No my question is: how to create some overhangs using textures etc?
I came from Unity, I have been able to create some nice overhang slate rocks that stick out of mountains by using tesselation and displace this along normal and remove the Y comp.
How can all this be done in Unreal?
What is the correct way do add some procedurable overhang effects?
Regards! Tom

i don’t have enough knowledge about unreal engine to give you specific advice, but i believe that overhangs and caves are typically done with mesh objects placed on the terrain, not by simply using the heightmap.

at least, it was that way in cryEngine

Hi

Yes, grab some rocks or something, make a procedural BP, or a spine bp, and just draw you overhand on.

I have done this manually, but could be done with BP or spline.

hi guys!
Thnx for the tips so far!
I’ll take a look at the BP spline, but I really would love to NOT doing stuff ‘by hand’. I have more than 200 chunks to process.
Let me show what I want to do:
On these images you can see those flat stones, I want to sharpen those stones and pull the sides more outwards to have some real slates sticking out of the hill.

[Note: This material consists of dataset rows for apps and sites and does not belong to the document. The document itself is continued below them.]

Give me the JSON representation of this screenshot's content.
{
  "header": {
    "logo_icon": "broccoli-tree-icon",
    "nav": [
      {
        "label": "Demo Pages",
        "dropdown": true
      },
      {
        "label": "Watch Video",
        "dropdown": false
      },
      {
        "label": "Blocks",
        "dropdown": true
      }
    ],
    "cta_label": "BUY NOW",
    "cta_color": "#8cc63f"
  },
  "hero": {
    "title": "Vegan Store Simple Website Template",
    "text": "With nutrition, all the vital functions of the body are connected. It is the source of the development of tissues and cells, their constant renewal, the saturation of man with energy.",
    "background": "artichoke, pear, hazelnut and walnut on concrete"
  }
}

Here you can see the smaller rocks on the sides. I used triplanar to map the texture correct and now would love to pull that out of the bigger flatty stones. (makes sense?)

The terrain is build in World machine and I used a 4033 unit big terrain to map a 257 meter area. The lower the resolution, the blurrier the slate rocks become.
Btw: i have searched on forums for a long already. This type of rocks seems to be very hard to recreate.

Its not possible simply using the landscape tool. The landscape tool only moves up and down on z, not x and y.

You could use displacement, but the collision wouldnt also be displaced.

yes, thnx, I noticed indeed. I tried displacement and it can work, but I am reading a lot that one should avoid that for landscapes. Beside, I am currently trying to figure out if doing all stuff by displacement is really the way to go.